И вот тряпье кокотки уже свалено в кучу на полу; снят медальон с бриллиантом, и вместо него на шею ложится жемчужное ожерелье, оставшееся Валентине от матери. Темно-голубое платье наглухо закрыто, и прекрасные плечи и грудь Валентины спрятаны под плотной материей. Длинный плащ цвета сапфира покрывает фигуру, оставляя лицо ее в строгом обрамлении высокого воротника…
Валентина чувствовала себя ужасно измученной. Ломило виски, а невыплаканные слезы жгли глаза и, казалось, от любого неосторожного слова готовы были хлынуть ручьем. Что он собою представляет, этот грубый, со звериными ухватками мужчина, который бесцеремонно набросился на нее с поцелуями, так, как будто она была девкой-горничной? Какой помощи она может ждать от него, кроме как самой помочь ему — утолить его плотский аппетит? Она не знала, с чего же ей начать. Она ведь ничего не знала о любви, вся любовь помнилась ей в форме чего-то унизительного, болезненного, грубого, не приносящего ни нежности, ни наслаждений. Она вся сжималась от отвращения при одном лишь грубом, властном прикосновении Мюрата. Он обращался с женщиной как мужлан. И она собиралась отдаться этому мужику и готовилась вынести с ним все то же, что перенесла с мужем, за исключением (она Бога молила об этом) тех извращенных штучек, которыми он так часто любил забавляться и превращал этим их ночь в кромешный грех… При одном воспоминании об этом ее решимость несколько поуменьшилась. Она в изнеможении прислонилась к высокой спинке кровати… Но миг слабости прошел. «Вперед, или Александру убьют!» Да, граф Грюновский пойдет на все… Оставалось только ехать на этот конфиденциальный ужин, и все, что в ее силах, — это вызвать к себе сочувствие Мюрата. Может быть, он окажется столь благороден, что ничего не потребует взамен своей поддержки. На это была вся надежда.

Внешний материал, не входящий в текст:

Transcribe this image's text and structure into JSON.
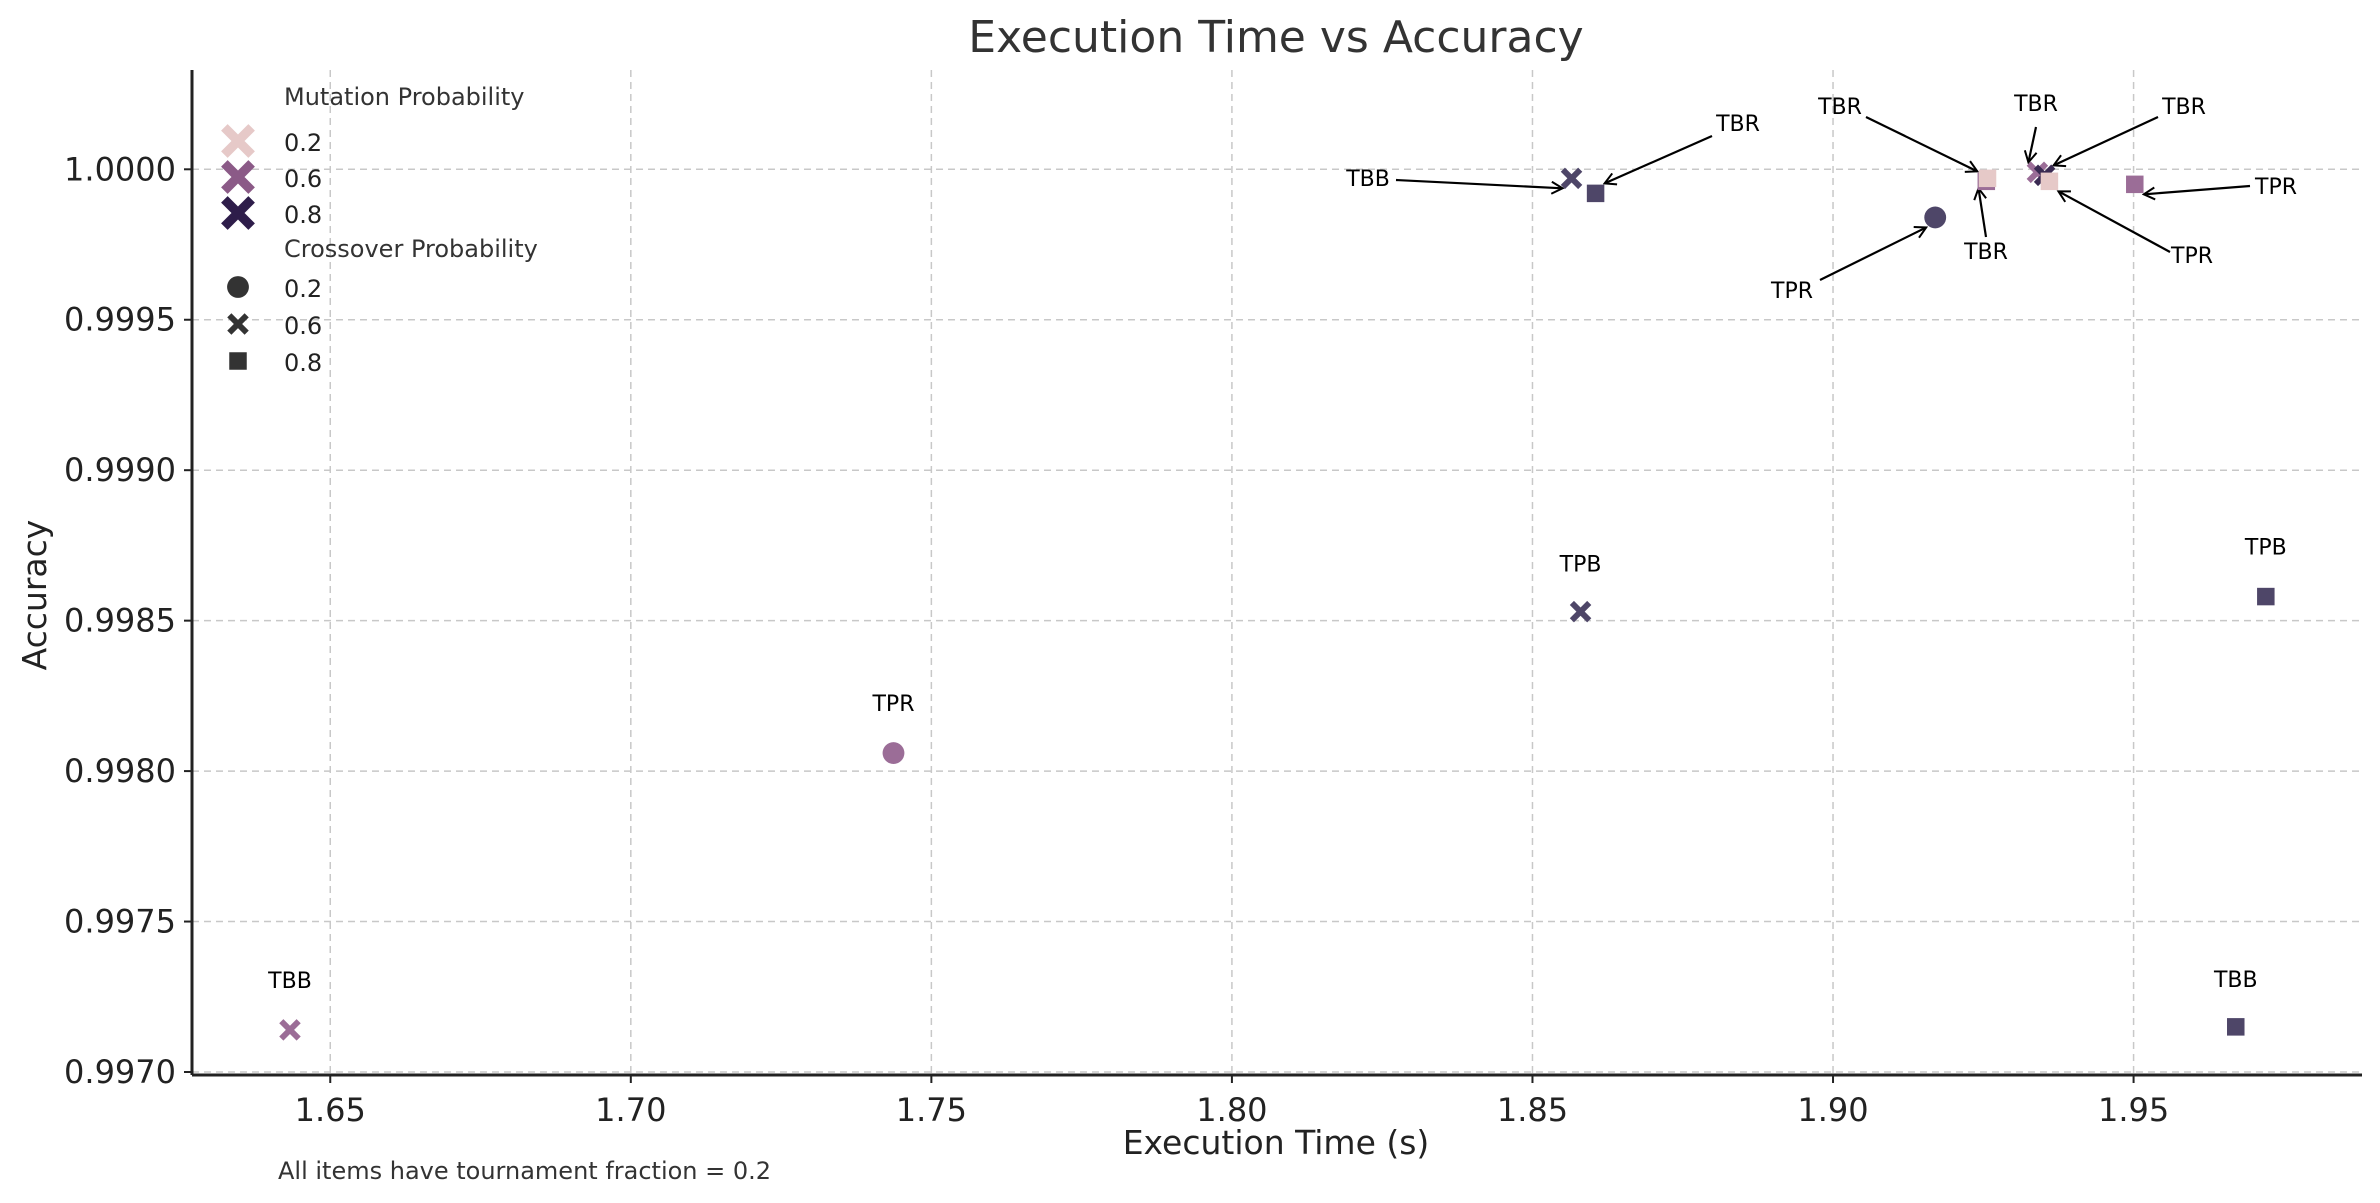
{
  "chart_data": {
    "type": "scatter",
    "title": "Execution Time vs Accuracy",
    "xlabel": "Execution Time (s)",
    "ylabel": "Accuracy",
    "xlim": [
      1.627,
      1.988
    ],
    "ylim": [
      0.99699,
      1.00033
    ],
    "xticks": [
      1.65,
      1.7,
      1.75,
      1.8,
      1.85,
      1.9,
      1.95
    ],
    "xtick_labels": [
      "1.65",
      "1.70",
      "1.75",
      "1.80",
      "1.85",
      "1.90",
      "1.95"
    ],
    "yticks": [
      0.997,
      0.9975,
      0.998,
      0.9985,
      0.999,
      0.9995,
      1.0
    ],
    "ytick_labels": [
      "0.9970",
      "0.9975",
      "0.9980",
      "0.9985",
      "0.9990",
      "0.9995",
      "1.0000"
    ],
    "grid": true,
    "legend_position": "top-left",
    "legend": {
      "hue_title": "Mutation Probability",
      "hue_entries": [
        {
          "label": "0.2",
          "color": "#e6c9c8"
        },
        {
          "label": "0.6",
          "color": "#8b5a87"
        },
        {
          "label": "0.8",
          "color": "#2e1d4a"
        }
      ],
      "style_title": "Crossover Probability",
      "style_entries": [
        {
          "label": "0.2",
          "marker": "circle"
        },
        {
          "label": "0.6",
          "marker": "x"
        },
        {
          "label": "0.8",
          "marker": "square"
        }
      ],
      "style_color": "#333333"
    },
    "points": [
      {
        "x": 1.6433,
        "y": 0.99714,
        "marker": "x",
        "color": "#9b6d97",
        "label": "TBB"
      },
      {
        "x": 1.7437,
        "y": 0.99806,
        "marker": "circle",
        "color": "#9b6d97",
        "label": "TPR"
      },
      {
        "x": 1.858,
        "y": 0.99853,
        "marker": "x",
        "color": "#4e4668",
        "label": "TPB"
      },
      {
        "x": 1.972,
        "y": 0.99858,
        "marker": "square",
        "color": "#4e4668",
        "label": "TPB"
      },
      {
        "x": 1.967,
        "y": 0.99715,
        "marker": "square",
        "color": "#4e4668",
        "label": "TBB"
      },
      {
        "x": 1.8565,
        "y": 0.99997,
        "marker": "x",
        "color": "#4e4668",
        "label": "TBB"
      },
      {
        "x": 1.8605,
        "y": 0.99992,
        "marker": "square",
        "color": "#4e4668",
        "label": "TBR"
      },
      {
        "x": 1.917,
        "y": 0.99984,
        "marker": "circle",
        "color": "#4e4668",
        "label": "TPR"
      },
      {
        "x": 1.9255,
        "y": 0.99996,
        "marker": "square",
        "color": "#9b6d97",
        "label": "TBR"
      },
      {
        "x": 1.9257,
        "y": 0.99997,
        "marker": "square",
        "color": "#e6c9c8",
        "label": "TBR"
      },
      {
        "x": 1.934,
        "y": 0.99999,
        "marker": "x",
        "color": "#9b6d97",
        "label": "TBR"
      },
      {
        "x": 1.9352,
        "y": 0.99998,
        "marker": "x",
        "color": "#3a2a52",
        "label": "TBR"
      },
      {
        "x": 1.936,
        "y": 0.99996,
        "marker": "square",
        "color": "#e6c9c8",
        "label": "TPR"
      },
      {
        "x": 1.9502,
        "y": 0.99995,
        "marker": "square",
        "color": "#9b6d97",
        "label": "TPR"
      }
    ],
    "footnote": "All items have tournament fraction = 0.2"
  }
}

— Яна, — велела она, — сходи вниз и посмотри, не подъехала ли карета маршала. Уже время.
Девушка вернулась скоро. Она замешкалась в дверях, как бы нехотя оставляя проход для госпожи.
— Карета стоит внизу, — тихо сказала Яна. — Я сказала, что вы сейчас спуститесь. Граф стоит у входа, — добавила она в недоумении от происходящего.
— Спасибо, Яна. Не жди меня сегодня ночью, а лучше собери свои вещи. Если все пойдет так, как я задумала, я за тобой пришлю.
— Доброй ночи, мадам. Бог вам в помощь, а я буду готова.
Валентина сошла вниз по скрипучей лестнице. В холле внизу горели все свечи; посреди холла стоял граф Грюновский в плаще и шляпе, словно тоже собираясь наружу. Услышав скрип ступенек, он взглянул снизу на Валентину.
— Запомни, — сказал он отчетливо, — что тебе надо постараться получить удовольствие от всего этого. Он парень грубоватый, как я думаю, но ты не смей показывать и вида, что ты такая ледышка. Одним словом, завтра я жду от тебя отчета об этой ночи. Тебе надо будет побольше с ним разговаривать, слышишь, побольше!
Валентина прошла мимо него, не повернув к нему лица и ничего не ответив. Граф проследил, как она вышла во двор и французский офицер посадил ее в экипаж. Карета тронулась и выехала со двора, сопровождаемая двумя верховыми.
Граф кликнул карету для себя. Теперь можно было ехать к Потоцкому с докладом об успешно пройденном первом этапе этого дельца.
* * *
— Какого черта вам надо! Я занят!
Обычно де Шавель не был резок с младшими офицерами, но сейчас он был утомлен, а предстояло еще закончить обстоятельный рапорт и отослать его в Париж. Сегодня он обедал в одиночестве и побыстрее вернулся к себе на квартиру работать. И вот около полуночи его побеспокоили.
— Ах, Фонесэ, это вы! А я уж думал, это опять какой-нибудь идиот из штаба. Что там у вас?
Фонесэ, адъютант Мюрата, хладнокровно поклонился. Он давно привык не только к крепким выражениям, но даже к летящим в голову ботинкам, которыми Мюрат часто швырялся в приступах гнева.
— Его Величество маршал Мюрат велел передать вам поклон и просить вас сейчас же явиться к нему на дом. Он просил передать, что это очень важно и связано с его сегодняшним приемом.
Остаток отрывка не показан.